The Idea Factory
№ 57 Sunday, 16 November 2025

What Does McDonalds Sell

Considering McDonald’s is a burger restaurant, it doesn’t actually make a great deal of money on burgers. A Big Mac might generate about 55% margin at best, which sounds fine, but it’s nothing compared to some of the other aspects of the business. Their fries deliver margins between 75 to 90%. Drinks, particularly Coke, have very similar margins. And the franchise segment of the business delivers 82 to 84% operating margins versus just 15% of company-owned restaurants. In fact, 40% of McDonald’s total revenue comes from real estate alone.

They’re not on their own here. Costco lose 30 to 40 million dollars per year on a 4.99 rotisserie chicken. Amazon significantly subsidised content for Amazon Prime members versus those who are non-members. And Gillette subsidised the razor handles for their customers.

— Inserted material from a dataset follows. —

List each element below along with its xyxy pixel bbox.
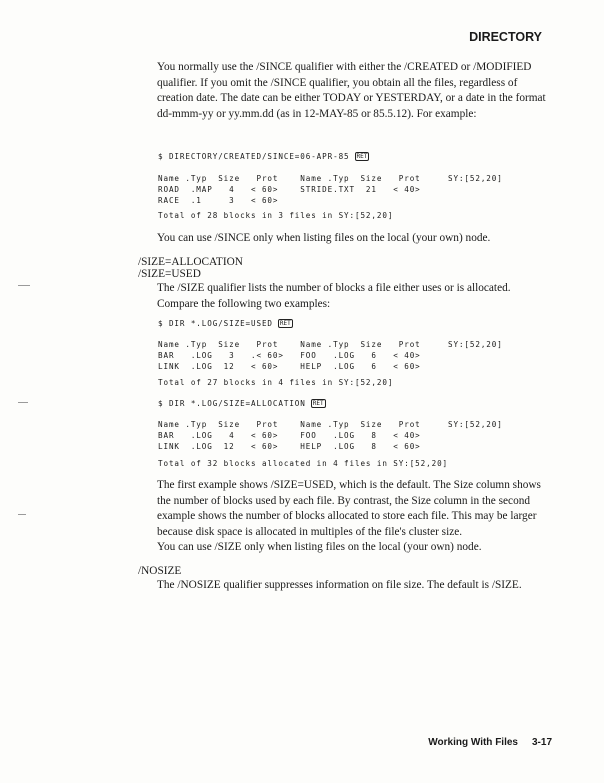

Considering these are all huge businesses, there’s probably something to the fact that they do this. Costco have their rotisserie chicken because it drives 93% annual renewal. Amazon Prime know that Prime members spend $1,400 per year versus $600 for non-members. Gillette subsidise the razor handles so that their customers continuously make high margin blade repurchases. And McDonald’s make a smaller margin on their burgers because that will drive traffic which will allow them to sell a greater quantity of things that have a larger margin.

Not only do businesses subsidise some items, 11 Madison Park showed that you can actively spend money on your customers and still use that to drive revenue.

The lesson is not every touch point needs to extract maximum profit. Some exist to create trust, signal value, or simply get enough people through the door. The key is knowing which is which.